Doch jetzt hagelt es auch noch Kritik aus den eigenen Reihen – schwule Republikaner wenden sich seit einigen Tagen medial und lautstark von DeSantis ab und versagen ihm jedwede weitere Unterstützung, denn das Werbevideo gegen Trump inklusive einer Selbstinszenierung als Schreckensherrscher im Kampf gegen die LGBTI*-Community geht selbst den Republikanern zu weit.

Schwule Republikaner distanzieren sich!

Schwule Republikaner verlassen den Gouverneur von Florida und Präsidentschaftskandidaten 2024 in Scharen. Die Angst ist groß, dass dieses Hass-Pamphlet dem Image der Partei massiv schaden könnte, selbst bei den konservativen Anhängern der Partei – denn die Mehrheit von ihnen steht den Rechten von Schwulen und Lesben inzwischen positiv gegenüber. DeSantis habe zudem jeden republikanischen Politiker, der sich für LGBTI*-Rechte einsetzt, zum Gespött gemacht und „die ganze Partei um Jahrzehnte zurückgeworfen“, erklärte so auch Yvonne Dean-Bailey, ehemalige republikanische Abgeordnete in New Hampshire. Viele Parteimitglieder schlossen sich diesem Statement an.
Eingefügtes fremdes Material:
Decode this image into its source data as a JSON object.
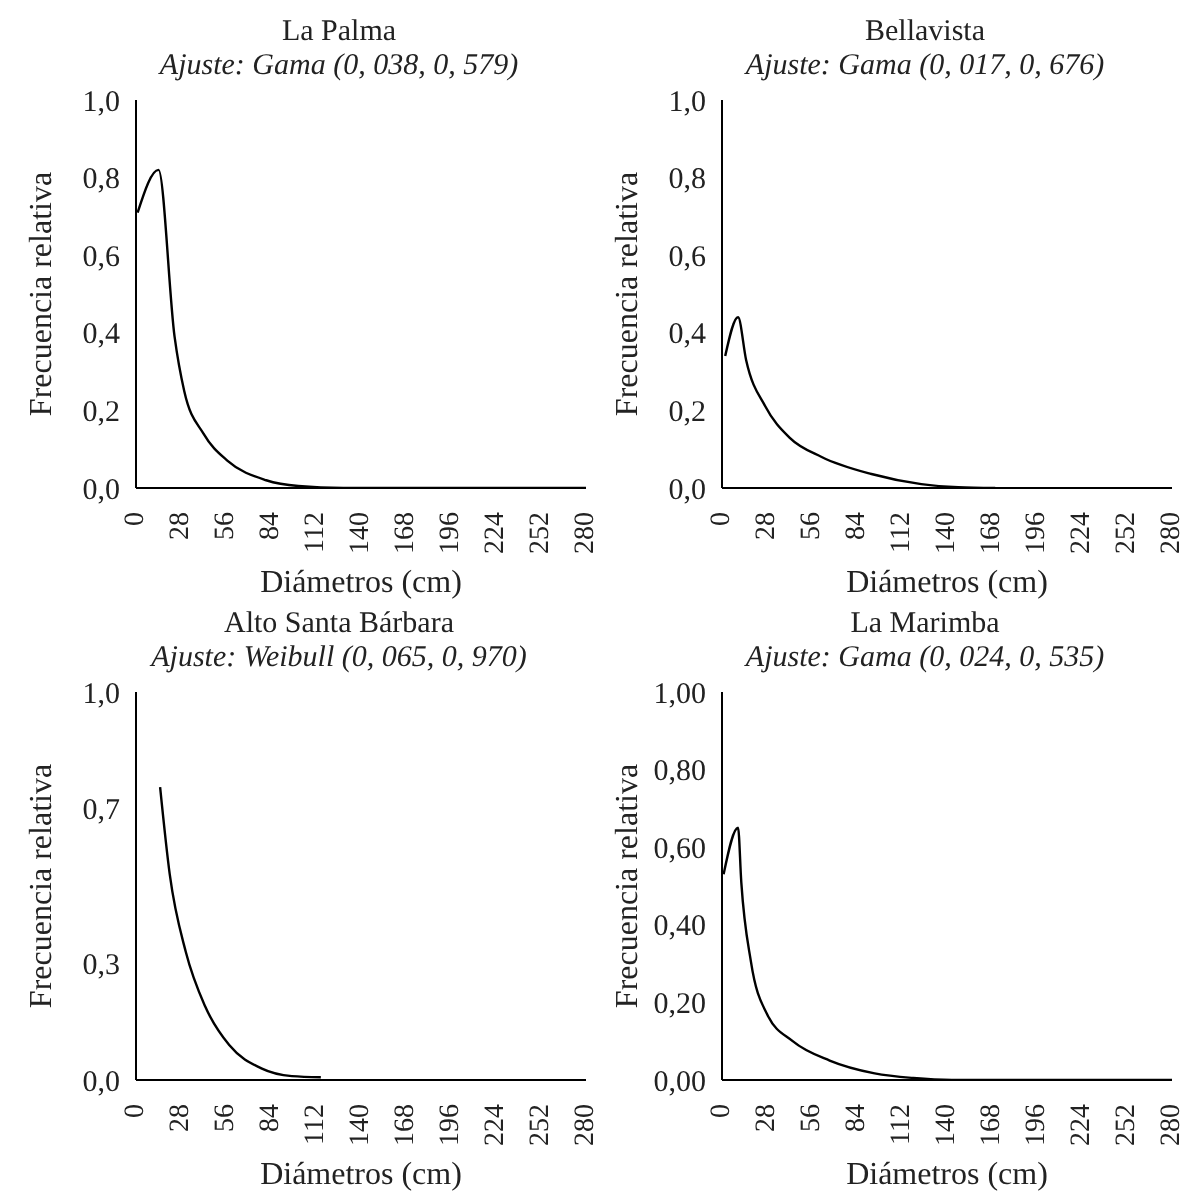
{
  "chart_data": [
    {
      "type": "line",
      "title": "La Palma",
      "subtitle": "Ajuste: Gama (0, 038, 0, 579)",
      "xlabel": "Diámetros (cm)",
      "ylabel": "Frecuencia relativa",
      "xlim": [
        0,
        280
      ],
      "xticks": [
        0,
        28,
        56,
        84,
        112,
        140,
        168,
        196,
        224,
        252,
        280
      ],
      "ylim": [
        0,
        1
      ],
      "yticks": [
        {
          "value": 0,
          "label": "0,0"
        },
        {
          "value": 0.2,
          "label": "0,2"
        },
        {
          "value": 0.4,
          "label": "0,4"
        },
        {
          "value": 0.6,
          "label": "0,6"
        },
        {
          "value": 0.8,
          "label": "0,8"
        },
        {
          "value": 1,
          "label": "1,0"
        }
      ],
      "series": [
        {
          "color": "#000000",
          "x": [
            1,
            14,
            24,
            30,
            42,
            57,
            81,
            101,
            129,
            200,
            280
          ],
          "values": [
            0.71,
            0.82,
            0.39,
            0.25,
            0.14,
            0.07,
            0.02,
            0.005,
            0,
            0,
            0
          ]
        }
      ]
    },
    {
      "type": "line",
      "title": "Bellavista",
      "subtitle": "Ajuste: Gama (0, 017, 0, 676)",
      "xlabel": "Diámetros (cm)",
      "ylabel": "Frecuencia relativa",
      "xlim": [
        0,
        280
      ],
      "xticks": [
        0,
        28,
        56,
        84,
        112,
        140,
        168,
        196,
        224,
        252,
        280
      ],
      "ylim": [
        0,
        1
      ],
      "yticks": [
        {
          "value": 0,
          "label": "0,0"
        },
        {
          "value": 0.2,
          "label": "0,2"
        },
        {
          "value": 0.4,
          "label": "0,4"
        },
        {
          "value": 0.6,
          "label": "0,6"
        },
        {
          "value": 0.8,
          "label": "0,8"
        },
        {
          "value": 1,
          "label": "1,0"
        }
      ],
      "series": [
        {
          "color": "#000000",
          "x": [
            2,
            10,
            15,
            27,
            42,
            62,
            93,
            124,
            147,
            170
          ],
          "values": [
            0.34,
            0.44,
            0.33,
            0.21,
            0.13,
            0.08,
            0.036,
            0.01,
            0.002,
            0
          ]
        }
      ]
    },
    {
      "type": "line",
      "title": "Alto Santa Bárbara",
      "subtitle": "Ajuste: Weibull (0, 065, 0, 970)",
      "xlabel": "Diámetros (cm)",
      "ylabel": "Frecuencia relativa",
      "xlim": [
        0,
        280
      ],
      "xticks": [
        0,
        28,
        56,
        84,
        112,
        140,
        168,
        196,
        224,
        252,
        280
      ],
      "ylim": [
        0,
        1
      ],
      "yticks": [
        {
          "value": 0,
          "label": "0,0"
        },
        {
          "value": 0.3,
          "label": "0,3"
        },
        {
          "value": 0.7,
          "label": "0,7"
        },
        {
          "value": 1,
          "label": "1,0"
        }
      ],
      "series": [
        {
          "color": "#000000",
          "x": [
            15,
            21,
            31,
            43,
            58,
            78,
            97,
            115
          ],
          "values": [
            0.755,
            0.53,
            0.33,
            0.19,
            0.09,
            0.03,
            0.01,
            0.007
          ]
        }
      ]
    },
    {
      "type": "line",
      "title": "La Marimba",
      "subtitle": "Ajuste: Gama (0, 024, 0, 535)",
      "xlabel": "Diámetros (cm)",
      "ylabel": "Frecuencia relativa",
      "xlim": [
        0,
        280
      ],
      "xticks": [
        0,
        28,
        56,
        84,
        112,
        140,
        168,
        196,
        224,
        252,
        280
      ],
      "ylim": [
        0,
        1
      ],
      "yticks": [
        {
          "value": 0,
          "label": "0,00"
        },
        {
          "value": 0.2,
          "label": "0,20"
        },
        {
          "value": 0.4,
          "label": "0,40"
        },
        {
          "value": 0.6,
          "label": "0,60"
        },
        {
          "value": 0.8,
          "label": "0,80"
        },
        {
          "value": 1,
          "label": "1,00"
        }
      ],
      "series": [
        {
          "color": "#000000",
          "x": [
            1,
            10,
            12,
            18,
            28,
            44,
            67,
            95,
            119,
            143,
            280
          ],
          "values": [
            0.53,
            0.65,
            0.51,
            0.305,
            0.17,
            0.1,
            0.05,
            0.017,
            0.005,
            0,
            0
          ]
        }
      ]
    }
  ]
}
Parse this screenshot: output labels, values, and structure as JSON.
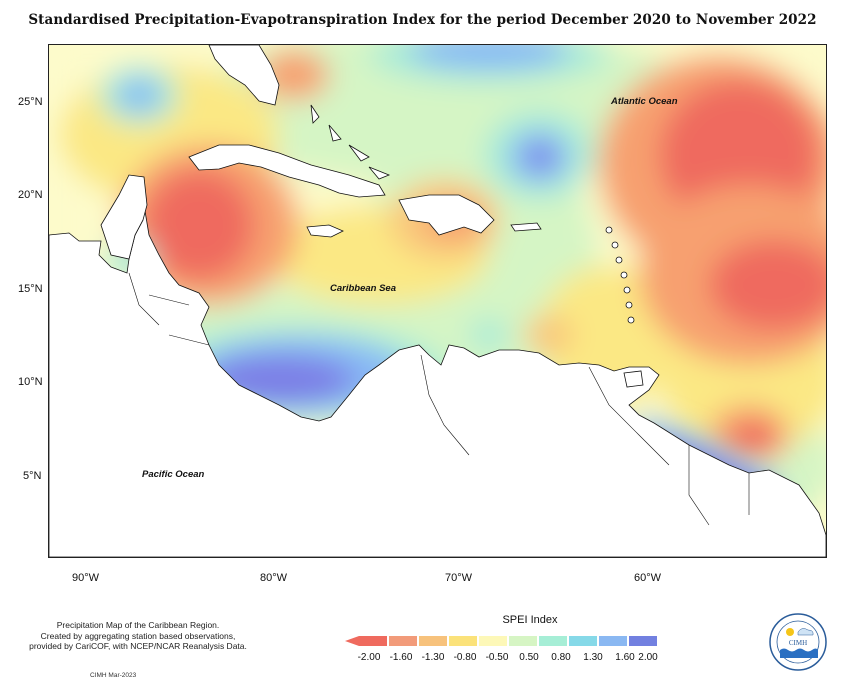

Selbst der republikanische schwule Lügenbaron George Santos, gegen den Trump wie ein Verfechter der reinen puren Wahrheit wirkt, nahm Abstand zu seinem einstmals „Best Buddy“ Ron und erklärte, hinter DeSantis´ Gesetzen stecke „eine perverse Agenda“. Und weiter: „Ich beginne DeSantis als das zu sehen, was er ist. Seine Rhetorik zielt darauf ab, die Rechte von Menschen wie mir zu beschneiden und abzuschaffen, und das kann ich nicht weiter unterstützen. Ron DeSantis und sein Team können den Unterschied zwischen vernünftigen Schwulen und den radikalen linken Aktivisten nicht erkennen. Für ihn sind sie leider alle gleich. Seine naiven politischen Positionen sind gefährlich und politisch dumm.“

Der einsame Cowboy

Wenn selbst die durchgeknallten und schizophrenen Irren deiner Partei nicht mehr zu dir halten, was bleibt einem dann noch übrig? Gerade mal noch knapp 20 Prozent seiner Parteifreunde können sich ihn als neuen Präsidenten vorstellen, Trump hingegen befürworten aktuell fast 53 Prozent. Ron hat es also wahrlich nicht leicht, es wird einsam um den selbsternannten Sheriff, der doch nur die guten alten amerikanischen Werte des Wilden Westens aufrechterhalten will.

Eines vergisst Ron dabei vielleicht: In jenen Tagen war die Lebenserwartung eines Sheriffs nicht sehr hoch – entweder landeten sie in einer Holzkiste oder sie ritten als Vertriebene aus der Stadt allein dem Sonnenuntergang entgegen. Vielleicht sollten seine letzten Parteifreunde Ron schon einmal ein Pferd schenken.